Par un mémoire en défense, enregistré le 9 octobre 2025, la SNC LIDL, représentée par Me Robbes, conclut au rejet de la requête et ce qu’il soit mis à la charge de la requérante la somme de 5 000 euros au titre de l’article L. 761-1 du code de justice administrative.
Elle fait valoir que :
- la requête au fond est irrecevable, l’association étant dépourvue d’un intérêt à agir ;
- à titre subsidiaire, aucun des moyens ne fait naître un doute sérieux sur l’arrêté en litige.
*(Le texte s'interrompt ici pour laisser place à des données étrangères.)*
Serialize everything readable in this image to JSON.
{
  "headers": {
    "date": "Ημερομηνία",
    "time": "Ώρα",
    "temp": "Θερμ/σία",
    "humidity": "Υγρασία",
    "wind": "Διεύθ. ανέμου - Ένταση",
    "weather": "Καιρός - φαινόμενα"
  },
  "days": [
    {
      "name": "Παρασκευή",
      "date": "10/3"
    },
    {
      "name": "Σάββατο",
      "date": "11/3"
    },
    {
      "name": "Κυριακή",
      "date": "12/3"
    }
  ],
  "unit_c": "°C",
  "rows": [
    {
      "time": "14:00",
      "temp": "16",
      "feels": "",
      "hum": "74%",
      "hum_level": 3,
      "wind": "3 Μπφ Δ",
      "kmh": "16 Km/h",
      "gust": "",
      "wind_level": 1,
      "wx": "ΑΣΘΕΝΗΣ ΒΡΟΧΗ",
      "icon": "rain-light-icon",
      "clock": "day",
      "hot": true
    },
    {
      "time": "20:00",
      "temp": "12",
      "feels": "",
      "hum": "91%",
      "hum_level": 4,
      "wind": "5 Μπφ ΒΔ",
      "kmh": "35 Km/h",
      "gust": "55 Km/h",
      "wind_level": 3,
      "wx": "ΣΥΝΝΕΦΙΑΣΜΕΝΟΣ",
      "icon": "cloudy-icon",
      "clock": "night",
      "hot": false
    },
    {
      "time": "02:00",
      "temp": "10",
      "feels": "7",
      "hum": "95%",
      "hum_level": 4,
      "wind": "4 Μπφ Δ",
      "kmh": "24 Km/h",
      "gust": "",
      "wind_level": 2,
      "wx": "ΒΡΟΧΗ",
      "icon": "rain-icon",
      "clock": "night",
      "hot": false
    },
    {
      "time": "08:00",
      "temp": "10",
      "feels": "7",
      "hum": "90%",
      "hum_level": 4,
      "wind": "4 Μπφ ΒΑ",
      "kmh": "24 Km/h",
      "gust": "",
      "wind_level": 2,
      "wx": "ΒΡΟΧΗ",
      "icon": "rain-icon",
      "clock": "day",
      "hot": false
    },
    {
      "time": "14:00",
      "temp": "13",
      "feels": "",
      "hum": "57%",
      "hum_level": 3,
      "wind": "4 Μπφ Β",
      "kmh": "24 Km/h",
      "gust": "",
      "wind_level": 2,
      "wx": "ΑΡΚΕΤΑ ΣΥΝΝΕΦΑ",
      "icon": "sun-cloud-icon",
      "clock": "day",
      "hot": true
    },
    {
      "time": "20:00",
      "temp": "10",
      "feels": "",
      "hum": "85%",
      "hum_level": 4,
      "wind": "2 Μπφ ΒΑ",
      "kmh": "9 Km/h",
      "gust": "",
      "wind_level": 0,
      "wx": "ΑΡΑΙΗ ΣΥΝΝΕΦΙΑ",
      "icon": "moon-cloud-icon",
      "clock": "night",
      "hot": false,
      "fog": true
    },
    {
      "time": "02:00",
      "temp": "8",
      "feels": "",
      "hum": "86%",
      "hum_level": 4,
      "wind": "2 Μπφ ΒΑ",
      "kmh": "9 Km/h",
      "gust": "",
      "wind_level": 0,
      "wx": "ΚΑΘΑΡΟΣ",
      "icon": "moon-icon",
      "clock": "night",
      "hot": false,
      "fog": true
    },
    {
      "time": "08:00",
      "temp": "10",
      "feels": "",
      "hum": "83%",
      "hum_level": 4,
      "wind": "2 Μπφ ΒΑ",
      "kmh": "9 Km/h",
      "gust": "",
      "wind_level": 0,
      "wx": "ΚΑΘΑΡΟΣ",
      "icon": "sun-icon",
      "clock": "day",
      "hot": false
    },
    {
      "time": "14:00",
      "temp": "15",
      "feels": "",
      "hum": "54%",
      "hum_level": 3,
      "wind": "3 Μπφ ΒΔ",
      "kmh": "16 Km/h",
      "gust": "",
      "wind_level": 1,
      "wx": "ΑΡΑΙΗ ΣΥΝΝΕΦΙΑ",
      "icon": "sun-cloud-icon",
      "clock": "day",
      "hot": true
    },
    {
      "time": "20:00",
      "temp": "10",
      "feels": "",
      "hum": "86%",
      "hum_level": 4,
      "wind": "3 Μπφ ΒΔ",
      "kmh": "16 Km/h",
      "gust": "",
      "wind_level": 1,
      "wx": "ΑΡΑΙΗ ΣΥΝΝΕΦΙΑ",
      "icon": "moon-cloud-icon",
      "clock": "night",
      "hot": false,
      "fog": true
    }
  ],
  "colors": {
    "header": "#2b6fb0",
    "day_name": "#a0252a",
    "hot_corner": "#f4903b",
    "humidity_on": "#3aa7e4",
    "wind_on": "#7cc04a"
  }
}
Par un mémoire en défense, enregistré le 10 octobre 2025, la commune de Saint-Martin-de-Crau, représentée par Me Ladouari, conclut au rejet de la requête et ce qu’il soit mis à la charge de la requérante la somme de 2 500 euros au titre de l’article L. 761-1 du code de justice administrative.
Elle fait valoir que :
- la condition d’urgence n’est pas remplie ;
- à titre subsidiaire, aucun des moyens ne fait naître un doute sérieux sur l’arrêté en litige.
Vu :
- les autres pièces du dossier ;
- la requête enregistrée le 16 septembre 2025 sous le numéro 2511260 par laquelle l’association En toute franchise département des Bouches-du-Rhône demande l’annulation de la décision attaquée.
Vu :
- le code de l’urbanisme ;
- le code de justice administrative.
Le président du tribunal a désigné Mme Lopa Dufrénot, vice-présidente pour statuer sur les demandes de référé.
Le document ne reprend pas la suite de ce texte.